Thomas Moser--a product of UC Santa Barbara and now a star at the Vienna Staatsoper--made an auspicious Met debut as Bacchus. Unlike many a hysterical Heldentenor, he met the discomforting heroics and cruel tessitura with bel-canto grace, wherever possible.

In the prologue, Susanne Mentzer played the young Composer with intense, wide-eyed idealism nicely counterbalanced by a poignant air of vulnerability. Although she sang the impassioned music as suavely as her mezzo -soprano would allow, she could not make the listener forget that Strauss wrote the part for a soprano. It really demands a Lehmann, a Seefried, a Jurinac, a Soderstrom, a Stratas. . . .

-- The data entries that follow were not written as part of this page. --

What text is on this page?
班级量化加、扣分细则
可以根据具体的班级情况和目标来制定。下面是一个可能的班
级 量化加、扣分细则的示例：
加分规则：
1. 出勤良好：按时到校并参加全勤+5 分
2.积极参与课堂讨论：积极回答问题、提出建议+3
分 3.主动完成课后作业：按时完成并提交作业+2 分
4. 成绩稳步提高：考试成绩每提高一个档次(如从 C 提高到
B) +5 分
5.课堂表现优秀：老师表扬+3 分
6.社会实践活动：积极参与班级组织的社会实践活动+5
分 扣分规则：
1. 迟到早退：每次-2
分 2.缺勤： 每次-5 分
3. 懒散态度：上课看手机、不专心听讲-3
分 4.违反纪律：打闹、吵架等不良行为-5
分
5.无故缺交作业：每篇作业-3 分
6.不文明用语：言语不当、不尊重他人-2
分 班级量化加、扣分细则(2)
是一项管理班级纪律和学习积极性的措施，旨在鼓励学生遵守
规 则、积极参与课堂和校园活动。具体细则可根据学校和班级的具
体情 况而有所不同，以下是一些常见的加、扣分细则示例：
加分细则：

Mark Oswald phrased Harlekin’s serenade lyrically and with sweet-toned reticence. Like many of his colleagues in this ensemble of foreigners, however, he ought to brush up his German. Robert Brubaker, Paul Groves and Ara Berberian completed the agile if not very mellifluous clown-quartet. By contrast, the trio of fearless floating nymphs--Joyce Guyer, Jane Bunnell and Korliss Uecker--sounded mellifluous indeed.

Ragnar Ulfung was allowed (encouraged?) to caricature the hauteur of the Major-Domo. Thomas Stewart, a veteran of many Germanic wars, brought mellow wisdom and an understandably rusty baritone to the platitudes of the Music Master.

The final curtain calls drew cheers for the conductor and singers, some boos for the director and designer. Operatic business as usual in Fun City.